Google headed to court Monday to face another Department of Justice lawsuit, this time focusing on its dominance in the advertising market. Federal regulators are honing in on Google’s adtech stack, specifically its Ad Manager, the platform that helps publishers and advertisers manage and buy and sell advertising on sites.

In January 2023, the Justice Department sued Google, alleging that the tech giant engaged in “anticompetitive, exclusionary, and unlawful conduct to eliminate or severely diminish any threat to its dominance over digital advertising technologies.” As of 2022, the Justice Department estimated that Google’s share of the adtech market was between 40% and 90%.

Jeff Green, CEO of the Trade Desk, one of Google’s largest adtech competitors with a $50 billion market capitalization, said at a conference Wednesday that it’s time for Google to loosen its grasp on the ad market, reported Business Insider.

“They have been the prosecuting attorney, the defense attorney, and the judge and the jury,” Green said. “The remedy is to say you have to quit at least one of those jobs: You can’t be all three.”

Green suggested that under the analogy, the judge and jury — in this case, its ad exchange AdX — would be the least costly to give up. If Google is found to be running an illegal monopoly, it could most reasonably spin off its AdX business.

Last week, the Competition and Markets Authority (CMA), the United Kingdom’s leading antitrust regulator, provisionally said it believes Google is using “anti-competitive practices” in its open-display adtech. The agency cited Google’s dominance in the space and preference of its own ad exchange.

“Whether it’s because Google is afraid of having to go through this again — the CMA is watching, there are regulators all over the world watching this, and they are not done yet,” Green noted.

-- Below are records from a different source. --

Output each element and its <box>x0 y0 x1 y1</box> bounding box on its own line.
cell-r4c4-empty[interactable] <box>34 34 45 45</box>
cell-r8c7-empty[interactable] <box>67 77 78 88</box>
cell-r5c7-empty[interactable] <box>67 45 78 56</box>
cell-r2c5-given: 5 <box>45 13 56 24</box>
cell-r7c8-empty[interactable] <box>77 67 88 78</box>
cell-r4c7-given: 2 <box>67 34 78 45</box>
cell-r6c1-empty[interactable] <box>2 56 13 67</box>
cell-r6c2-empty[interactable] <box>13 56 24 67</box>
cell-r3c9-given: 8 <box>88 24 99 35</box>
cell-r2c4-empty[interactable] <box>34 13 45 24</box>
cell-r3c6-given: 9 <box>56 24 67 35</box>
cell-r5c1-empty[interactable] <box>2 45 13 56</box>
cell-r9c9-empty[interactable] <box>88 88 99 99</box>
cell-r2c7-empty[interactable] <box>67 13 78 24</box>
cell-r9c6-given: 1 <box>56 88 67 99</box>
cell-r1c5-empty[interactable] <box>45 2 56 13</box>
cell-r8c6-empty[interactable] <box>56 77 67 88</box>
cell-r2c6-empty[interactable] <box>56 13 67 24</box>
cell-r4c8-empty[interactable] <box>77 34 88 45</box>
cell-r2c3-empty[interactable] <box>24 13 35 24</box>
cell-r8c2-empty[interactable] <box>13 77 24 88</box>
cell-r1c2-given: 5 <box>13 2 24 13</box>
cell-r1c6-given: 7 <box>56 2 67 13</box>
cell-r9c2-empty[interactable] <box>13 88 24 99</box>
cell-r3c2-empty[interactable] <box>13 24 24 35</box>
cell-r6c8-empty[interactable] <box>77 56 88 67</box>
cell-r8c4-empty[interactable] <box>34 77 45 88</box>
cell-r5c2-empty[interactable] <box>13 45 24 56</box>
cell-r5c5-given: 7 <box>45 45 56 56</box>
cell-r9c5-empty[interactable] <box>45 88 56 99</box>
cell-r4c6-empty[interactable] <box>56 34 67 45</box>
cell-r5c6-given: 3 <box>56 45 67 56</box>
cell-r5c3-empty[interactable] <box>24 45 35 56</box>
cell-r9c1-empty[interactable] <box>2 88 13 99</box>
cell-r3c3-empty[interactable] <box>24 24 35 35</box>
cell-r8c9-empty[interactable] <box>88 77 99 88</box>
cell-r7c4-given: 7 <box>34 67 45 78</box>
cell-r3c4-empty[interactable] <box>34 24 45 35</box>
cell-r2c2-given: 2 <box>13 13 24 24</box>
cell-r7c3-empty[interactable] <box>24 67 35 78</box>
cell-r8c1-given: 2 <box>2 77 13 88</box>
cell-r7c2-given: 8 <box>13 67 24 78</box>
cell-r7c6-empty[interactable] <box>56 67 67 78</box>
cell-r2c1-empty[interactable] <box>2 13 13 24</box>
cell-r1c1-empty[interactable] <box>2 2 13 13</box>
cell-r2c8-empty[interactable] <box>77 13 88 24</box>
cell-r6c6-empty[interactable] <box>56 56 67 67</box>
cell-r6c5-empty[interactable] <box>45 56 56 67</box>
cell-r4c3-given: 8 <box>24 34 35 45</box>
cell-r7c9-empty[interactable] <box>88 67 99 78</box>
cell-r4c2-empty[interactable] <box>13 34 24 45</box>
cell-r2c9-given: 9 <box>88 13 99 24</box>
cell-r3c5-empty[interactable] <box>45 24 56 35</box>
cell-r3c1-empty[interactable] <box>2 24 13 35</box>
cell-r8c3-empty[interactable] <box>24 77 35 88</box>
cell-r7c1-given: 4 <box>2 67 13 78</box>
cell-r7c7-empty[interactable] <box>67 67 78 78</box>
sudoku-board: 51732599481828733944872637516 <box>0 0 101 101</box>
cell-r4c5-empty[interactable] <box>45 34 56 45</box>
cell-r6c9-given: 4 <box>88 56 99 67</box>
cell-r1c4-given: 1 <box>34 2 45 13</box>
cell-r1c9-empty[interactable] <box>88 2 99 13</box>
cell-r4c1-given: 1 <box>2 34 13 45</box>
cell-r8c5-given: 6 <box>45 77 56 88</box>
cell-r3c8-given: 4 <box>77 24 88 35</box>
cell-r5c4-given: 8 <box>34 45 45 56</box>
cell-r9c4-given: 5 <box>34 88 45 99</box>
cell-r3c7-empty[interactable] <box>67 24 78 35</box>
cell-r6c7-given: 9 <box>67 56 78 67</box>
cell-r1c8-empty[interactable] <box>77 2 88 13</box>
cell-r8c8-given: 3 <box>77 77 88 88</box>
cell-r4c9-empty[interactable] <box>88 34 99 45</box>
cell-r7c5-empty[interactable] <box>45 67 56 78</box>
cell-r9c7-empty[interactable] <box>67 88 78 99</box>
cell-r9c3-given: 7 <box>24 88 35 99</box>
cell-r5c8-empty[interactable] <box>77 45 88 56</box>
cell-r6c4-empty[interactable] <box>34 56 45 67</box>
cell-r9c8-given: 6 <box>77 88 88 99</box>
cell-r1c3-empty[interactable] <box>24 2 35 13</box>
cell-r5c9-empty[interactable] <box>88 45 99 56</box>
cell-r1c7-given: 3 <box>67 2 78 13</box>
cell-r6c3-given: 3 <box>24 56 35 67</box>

In August, Google lost the biggest antitrust trial in decades after a federal judge ruled that Google monopolized the online search engine market. The Department of Justice was also weighing whether it would be appropriate to break up Google in that case.

As a result of the growing antitrust scrutiny and questioning over Google’s dominant position in a number of digital sectors, Green is hopeful that Google will change its ways.

“I do believe that Google’s behavior is going to change and the market will get fairer,” Green said. “I’ve always said The Trade Desk managed to win in an unfair market — imagine what we could do in a fair market.”

Still, analysts at investment firm Wedbush have said the impact of Google’s divestiture from its Google Ad Manager business will be “minimal.”